Authors' Affiliations: ¹ Departments of Radiation Oncology and Pathology, Mayo Clinic, Rochester, Minnesota; ² Department of Neurological Surgery and Brain Tumor Research Center, University of California, San Francisco, California; ³ Northern Institute for Cancer Research, University of Newcastle upon Tyne, Newcastle, England, United Kingdom; ⁴ Department of Neurology, University of Zürich, Zurich, Switzerland; and ⁵ Department of Neurooncology, University Clinic of Heidelberg, Heidelberg, Germany

Requests for reprints: Jann N. Sarkaria, Department of Radiation Oncology, Mayo Clinic, 200 First Street SW, Rochester, MN 55905. Phone: 507-266-3877; Fax: 507-284-0079; E-mail: Sarkaria.Jann{at}mayo.edu.

Intrinsic or acquired chemoresistance to alkylating agents is a major cause of treatment failure in patients with malignant brain tumors.
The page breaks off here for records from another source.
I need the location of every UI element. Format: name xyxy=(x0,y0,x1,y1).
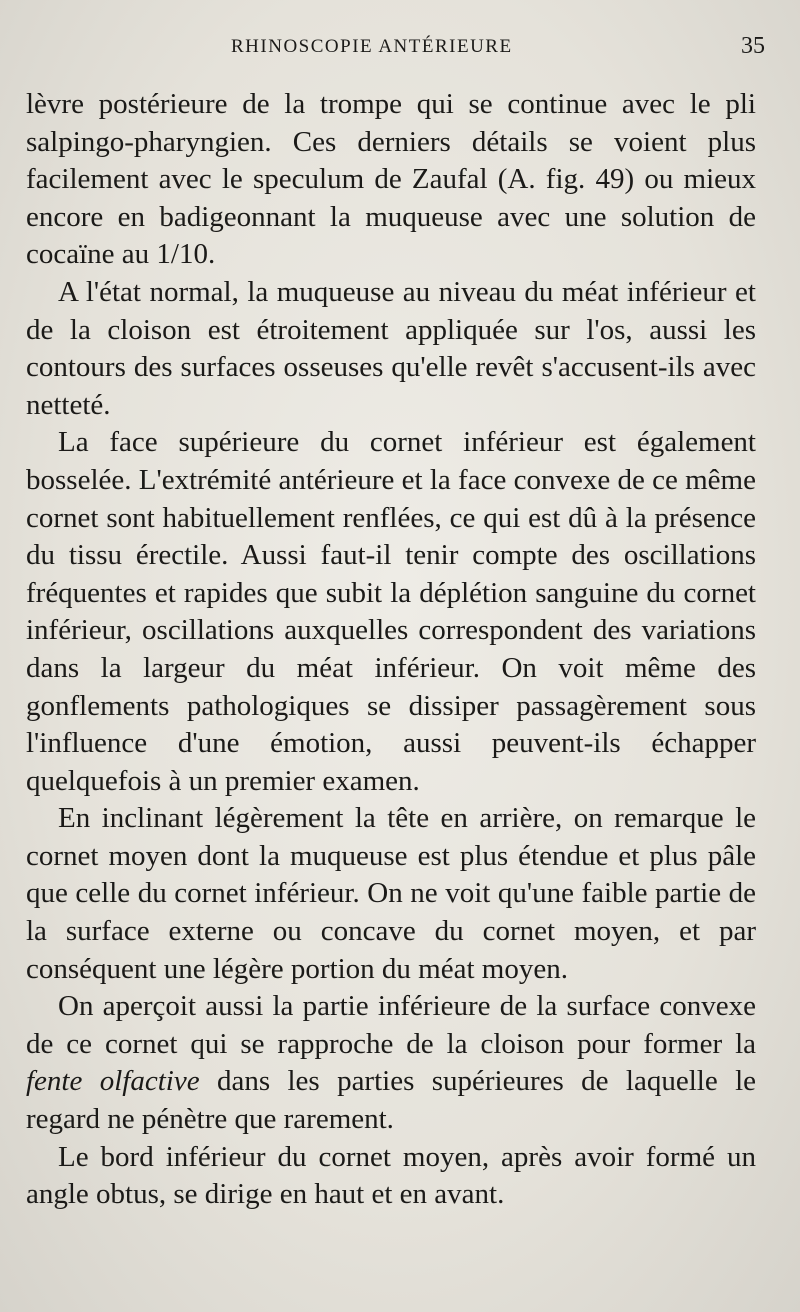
paragraph-6: Le bord inférieur du cornet moyen, après avoir formé un angle obtus, se dirige en haut et en avant. xyxy=(26,1140,756,1211)
body-text xyxy=(26,86,756,1214)
paragraph-5-before: On aperçoit aussi la partie inférieure de la surface convexe de ce cornet qui se rapproche de la cloison pour former la xyxy=(26,990,756,1060)
fente-olfactive-term: fente olfactive xyxy=(26,1065,200,1098)
paragraph-4: En inclinant légèrement la tête en arrière, on remarque le cornet moyen dont la muqueuse est plus étendue et plus pâle que celle du cornet inférieur. On ne voit qu'une faible partie de la surface externe ou concave du cornet moyen, et par conséquent une légère portion du méat moyen. xyxy=(26,802,756,985)
paragraph-5-after: dans les parties supérieures de laquelle le regard ne pénètre que rarement. xyxy=(26,1065,756,1136)
paragraph-5 xyxy=(26,988,756,1138)
paragraph-2: A l'état normal, la muqueuse au niveau du méat inférieur et de la cloison est étroitement appliquée sur l'os, aussi les contours des surfaces osseuses qu'elle revêt s'accusent-ils avec netteté. xyxy=(26,275,756,421)
paragraph-3: La face supérieure du cornet inférieur est également bosselée. L'extrémité antérieure et la face convexe de ce même cornet sont habituellement renflées, ce qui est dû à la présence du tissu érectile. Aussi faut-il tenir compte des oscillations fréquentes et rapides que subit la déplétion sanguine du cornet inférieur, oscillations auxquelles correspondent des variations dans la largeur du méat inférieur. On voit même des gonflements pathologiques se dissiper passagèrement sous l'influence d'une émotion, aussi peuvent-ils échapper quelquefois à un premier examen. xyxy=(26,426,756,797)
page-header xyxy=(26,30,765,70)
running-title: RHINOSCOPIE ANTÉRIEURE xyxy=(231,36,513,57)
paragraph-1: lèvre postérieure de la trompe qui se continue avec le pli salpingo-pharyngien. Ces derniers détails se voient plus facilement avec le speculum de Zaufal (A. fig. 49) ou mieux encore en badigeonnant la muqueuse avec une solution de cocaïne au 1/10. xyxy=(26,88,756,271)
page-number: 35 xyxy=(741,33,765,59)
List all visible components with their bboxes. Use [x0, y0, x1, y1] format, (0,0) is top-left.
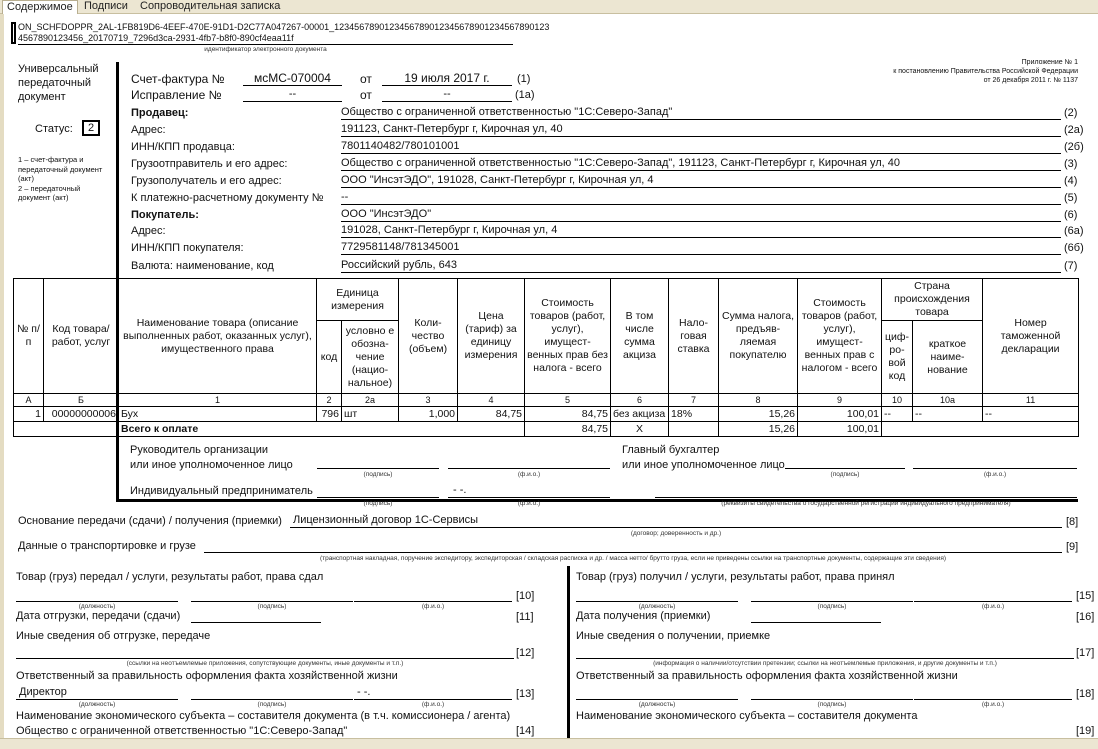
caption: (подпись): [257, 603, 287, 610]
field-label: Грузополучатель и его адрес:: [131, 175, 282, 187]
col-rate: Нало-говая ставка: [669, 279, 719, 394]
caption: (реквизиты свидетельства о государственной регистрации индивидуального предпринимателя): [721, 500, 1011, 507]
col-excise: В том числе сумма акциза: [611, 279, 669, 394]
caption: (ф.и.о.): [517, 471, 541, 478]
signature-field[interactable]: Директор: [16, 686, 178, 700]
code: [14]: [516, 725, 535, 737]
caption: (подпись): [817, 603, 847, 610]
code: [11]: [516, 611, 534, 623]
column-number: 2а: [342, 394, 399, 407]
total-tax: 15,26: [719, 422, 798, 437]
table-cell: 18%: [669, 407, 719, 422]
field-label: Покупатель:: [131, 209, 199, 221]
field-value[interactable]: 7729581148/781345001: [341, 241, 1061, 255]
col-unit: Единица измерения: [317, 279, 399, 321]
table-row: [14, 407, 1079, 422]
field-label: ИНН/КПП продавца:: [131, 141, 235, 153]
date-field[interactable]: [191, 609, 321, 623]
code: [9]: [1066, 541, 1079, 553]
ip-signature-field[interactable]: [317, 484, 439, 498]
table-cell: 100,01: [798, 407, 882, 422]
date-field[interactable]: [751, 609, 881, 623]
field-value[interactable]: 191123, Санкт-Петербург г, Кирочная ул, 40: [341, 123, 1061, 137]
appendix-line: от 26 декабря 2011 г. № 1137: [983, 77, 1078, 84]
col-price: Цена (тариф) за единицу измерения: [458, 279, 525, 394]
column-number: 2: [317, 394, 342, 407]
other-label: Иные сведения об отгрузке, передаче: [16, 630, 211, 642]
column-number: 4: [458, 394, 525, 407]
doc-id-marker: [11, 22, 16, 44]
field-code: (4): [1064, 175, 1078, 187]
title-line: документ: [18, 91, 66, 103]
caption: (ф.и.о.): [981, 701, 1005, 708]
entity-label: Наименование экономического субъекта – составителя документа: [576, 710, 918, 722]
caption: (информация о наличии/отсутствии претензии; ссылки на неотъемлемые приложения, и другие документы и т.п.): [653, 660, 997, 667]
column-number: 1: [119, 394, 317, 407]
note-line: передаточный документ: [18, 164, 103, 174]
signature-field[interactable]: [751, 588, 913, 602]
col-name: Наименование товара (описание выполненных работ, оказанных услуг), имущественного права: [119, 279, 317, 394]
table-cell: 796: [317, 407, 342, 422]
correction-code: (1а): [515, 89, 535, 101]
col-n: № п/п: [14, 279, 44, 394]
correction-number: --: [243, 88, 342, 102]
title-line: передаточный: [18, 77, 92, 89]
caption: (ф.и.о.): [981, 603, 1005, 610]
section-title: Товар (груз) получил / услуги, результаты работ, права принял: [576, 571, 895, 583]
caption: (подпись): [830, 471, 860, 478]
table-cell: --: [983, 407, 1079, 422]
signature-field[interactable]: [576, 588, 738, 602]
code: [16]: [1076, 611, 1095, 623]
field-value[interactable]: Общество с ограниченной ответственностью "1С:Северо-Запад": [341, 106, 1061, 120]
status-note: [18, 155, 102, 203]
caption: (ф.и.о.): [517, 500, 541, 507]
caption: (должность): [78, 701, 116, 708]
field-value[interactable]: --: [341, 191, 1061, 205]
col-tax: Сумма налога, предъяв-ляемая покупателю: [719, 279, 798, 394]
status-label: Статус:: [35, 123, 73, 135]
column-number: 10а: [913, 394, 983, 407]
section-title: Товар (груз) передал / услуги, результаты работ, права сдал: [16, 571, 324, 583]
column-number: 9: [798, 394, 882, 407]
table-cell: --: [882, 407, 913, 422]
total-excise: X: [611, 422, 669, 437]
field-code: (2): [1064, 107, 1078, 119]
field-label: Продавец:: [131, 107, 189, 119]
caption: (транспортная накладная, поручение экспедитору, экспедиторская / складская расписка и др. / масса нетто/ брутто груза, если не приведены ссылки на транспортные документы, содержащие эти сведения): [319, 555, 947, 562]
caption: (ф.и.о.): [421, 603, 445, 610]
caption: (должность): [638, 603, 676, 610]
col-unit-code: код: [317, 321, 342, 394]
code: [10]: [516, 590, 535, 602]
signature-field[interactable]: [16, 588, 178, 602]
tab-cover-note[interactable]: Сопроводительная записка: [140, 0, 281, 12]
ip-fio-field[interactable]: - -.: [448, 484, 610, 498]
field-code: (6а): [1064, 225, 1084, 237]
field-code: (2а): [1064, 124, 1084, 136]
field-code: (6): [1064, 209, 1078, 221]
status-value: 2: [82, 120, 100, 136]
signature-field[interactable]: [751, 686, 913, 700]
invoice-code: (1): [517, 73, 531, 85]
col-customs: Номер таможенной декларации: [983, 279, 1079, 394]
doc-id-caption: идентификатор электронного документа: [204, 46, 327, 53]
column-number: 8: [719, 394, 798, 407]
left-frame: [0, 14, 4, 738]
field-value[interactable]: Российский рубль, 643: [341, 259, 1061, 273]
appendix-line: к постановлению Правительства Российской Федерации: [893, 68, 1078, 75]
code: [15]: [1076, 590, 1095, 602]
total-cost: 84,75: [525, 422, 611, 437]
field-code: (5): [1064, 192, 1078, 204]
appendix-line: Приложение № 1: [1021, 59, 1078, 66]
correction-date: --: [382, 88, 512, 102]
column-number: 11: [983, 394, 1079, 407]
acc-line: Главный бухгалтер: [622, 444, 720, 456]
signature-field[interactable]: [191, 686, 353, 700]
invoice-date: 19 июля 2017 г.: [382, 72, 512, 86]
doc-title: [18, 62, 99, 104]
col-country: Страна происхождения товара: [882, 279, 983, 321]
tab-content[interactable]: Содержимое: [2, 0, 78, 14]
doc-id: [18, 22, 549, 44]
note-line: (акт): [18, 174, 34, 183]
table-cell: 1,000: [399, 407, 458, 422]
field-value[interactable]: Общество с ограниченной ответственностью "1С:Северо-Запад", 191123, Санкт-Петербург г, Кирочная ул, 40: [341, 157, 1061, 171]
code: [12]: [516, 647, 535, 659]
invoice-from: от: [360, 72, 372, 86]
head-label: [130, 443, 293, 473]
code: [13]: [516, 688, 535, 700]
col-code: Код товара/ работ, услуг: [44, 279, 119, 394]
table-cell: 84,75: [525, 407, 611, 422]
table-cell: 1: [14, 407, 44, 422]
column-number: 10: [882, 394, 913, 407]
doc-id-line2: 4567890123456_20170719_7296d3ca-2931-4fb7-b8f0-890cf4eaa11f: [18, 33, 294, 43]
invoice-number: мсМС-070004: [243, 72, 342, 86]
caption: (ссылки на неотъемлемые приложения, сопутствующие документы, иные документы и т.п.): [126, 660, 404, 667]
appendix-note: [893, 58, 1078, 85]
caption: (подпись): [363, 471, 393, 478]
caption: (должность): [638, 701, 676, 708]
field-value[interactable]: ООО "ИнсэтЭДО", 191028, Санкт-Петербург г, Кирочная ул, 4: [341, 174, 1061, 188]
note-line: 1 – счет-фактура и: [18, 155, 84, 164]
total-label: Всего к оплате: [119, 422, 525, 437]
field-label: Адрес:: [131, 124, 166, 136]
correction-label: Исправление №: [131, 88, 222, 102]
basis-label: Основание передачи (сдачи) / получения (приемки): [18, 515, 282, 527]
signature-field[interactable]: - -.: [354, 686, 512, 700]
entity-label: Наименование экономического субъекта – составителя документа (в т.ч. комиссионера / агента): [16, 710, 511, 722]
correction-from: от: [360, 88, 372, 102]
head-line: или иное уполномоченное лицо: [130, 459, 293, 471]
signature-field[interactable]: [914, 588, 1072, 602]
signature-field[interactable]: [576, 686, 738, 700]
code: [8]: [1066, 516, 1079, 528]
code: [17]: [1076, 647, 1095, 659]
other-field[interactable]: [576, 645, 1074, 659]
resp-label: Ответственный за правильность оформления факта хозяйственной жизни: [576, 670, 958, 682]
accountant-fio-field[interactable]: [913, 455, 1077, 469]
column-number: Б: [44, 394, 119, 407]
doc-id-line1: ON_SCHFDOPPR_2AL-1FB819D6-4EEF-470E-91D1-D2C77A047267-00001_1234567890123456789012345678901234567890123: [18, 22, 550, 32]
field-code: (2б): [1064, 141, 1084, 153]
invoice-label: Счет-фактура №: [131, 72, 225, 86]
code: [18]: [1076, 688, 1095, 700]
table-cell: --: [913, 407, 983, 422]
field-label: Грузоотправитель и его адрес:: [131, 158, 288, 170]
accountant-label: [622, 443, 785, 473]
table-cell: шт: [342, 407, 399, 422]
col-cost: Стоимость товаров (работ, услуг), имущест-венных прав без налога - всего: [525, 279, 611, 394]
total-row: [14, 422, 1079, 437]
divider: [18, 44, 513, 45]
field-label: Валюта: наименование, код: [131, 260, 274, 272]
other-label: Иные сведения о получении, приемке: [576, 630, 771, 642]
field-code: (7): [1064, 260, 1078, 272]
basis-field[interactable]: Лицензионный договор 1С-Сервисы: [290, 514, 1062, 528]
entity-value: Общество с ограниченной ответственностью "1С:Северо-Запад": [16, 725, 348, 737]
other-field[interactable]: [16, 645, 514, 659]
ip-requisites-field[interactable]: [655, 484, 1077, 498]
table-cell: 15,26: [719, 407, 798, 422]
title-line: Универсальный: [18, 63, 99, 75]
col-total: Стоимость товаров (работ, услуг), имущест-венных прав с налогом - всего: [798, 279, 882, 394]
column-number: 3: [399, 394, 458, 407]
field-label: К платежно-расчетному документу №: [131, 192, 324, 204]
signature-field[interactable]: [354, 588, 512, 602]
field-label: ИНН/КПП покупателя:: [131, 242, 244, 254]
caption: (должность): [78, 603, 116, 610]
section-divider: [567, 566, 570, 738]
transport-field[interactable]: [204, 539, 1062, 553]
caption: (ф.и.о.): [983, 471, 1007, 478]
table-cell: без акциза: [611, 407, 669, 422]
code: [19]: [1076, 725, 1095, 737]
field-label: Адрес:: [131, 225, 166, 237]
field-code: (6б): [1064, 242, 1084, 254]
col-country-name: краткое наиме-нование: [913, 321, 983, 394]
head-fio-field[interactable]: [448, 455, 610, 469]
acc-line: или иное уполномоченное лицо: [622, 459, 785, 471]
note-line: 2 – передаточный: [18, 183, 81, 193]
column-number: А: [14, 394, 44, 407]
table-cell: 84,75: [458, 407, 525, 422]
total-sum: 100,01: [798, 422, 882, 437]
transport-label: Данные о транспортировке и грузе: [18, 540, 196, 552]
accountant-signature-field[interactable]: [785, 455, 905, 469]
note-line: документ (акт): [18, 193, 69, 202]
date-label: Дата отгрузки, передачи (сдачи): [16, 610, 181, 622]
table-cell: 00000000006: [44, 407, 119, 422]
caption: (подпись): [257, 701, 287, 708]
column-number: 6: [611, 394, 669, 407]
caption: (ф.и.о.): [421, 701, 445, 708]
ip-label: Индивидуальный предприниматель: [130, 485, 313, 497]
column-number: 7: [669, 394, 719, 407]
head-line: Руководитель организации: [130, 444, 269, 456]
col-unit-symbol: условно е обозна-чение (нацио-нальное): [342, 321, 399, 394]
resp-label: Ответственный за правильность оформления факта хозяйственной жизни: [16, 670, 398, 682]
col-qty: Коли-чество (объем): [399, 279, 458, 394]
goods-table: [13, 278, 1079, 437]
caption: (подпись): [817, 701, 847, 708]
date-label: Дата получения (приемки): [576, 610, 711, 622]
signature-field[interactable]: [191, 588, 353, 602]
caption: (договор; доверенность и др.): [630, 530, 722, 537]
head-signature-field[interactable]: [317, 455, 439, 469]
col-country-code: циф-ро-вой код: [882, 321, 913, 394]
table-cell: Бух: [119, 407, 317, 422]
field-code: (3): [1064, 158, 1078, 170]
signature-field[interactable]: [914, 686, 1072, 700]
field-value[interactable]: 7801140482/780101001: [341, 140, 1061, 154]
horizontal-scrollbar[interactable]: [0, 738, 1098, 749]
field-value[interactable]: 191028, Санкт-Петербург г, Кирочная ул, 4: [341, 224, 1061, 238]
field-value[interactable]: ООО "ИнсэтЭДО": [341, 208, 1061, 222]
column-number: 5: [525, 394, 611, 407]
caption: (подпись): [363, 500, 393, 507]
tab-bar: [0, 0, 1098, 14]
tab-signatures[interactable]: Подписи: [84, 0, 128, 12]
Alkylating agents, the mainstay of treatment for brain tumors, damage the DNA and induce apoptosis, but the cytotoxic activity of these agents is dependent on DNA repair pathways. For example, O⁶-methylguanine DNA adducts can cause double-strand breaks, but this is dependent on a functional mismatch repair pathway. Thus, tumor cell lines deficient in mismatch repair are resistant to alkylating agents. Perhaps the most important mechanism of resistance to alkylating agents is the DNA repair enzyme O⁶-methylguanine methyltransferase, which can eliminate the cytotoxic O⁶-methylguanine DNA adduct before it causes harm. Another mechanism of resistance to alkylating agents is the base excision repair (BER) pathway. Consequently, efforts are ongoing to develop effective inhibitors of BER. Poly(ADP-ribose)polymerase plays a pivotal role in BER and is an important therapeutic target. Developing effective strategies to overcome chemoresistance requires the identification of reliable preclinical models that recapitulate human disease and which can be used to facilitate drug development. This article describes the diverse mechanisms of chemoresistance operating in malignant glioma and efforts to develop reliable preclinical models and novel pharmacologic approaches to overcome resistance to alkylating agents.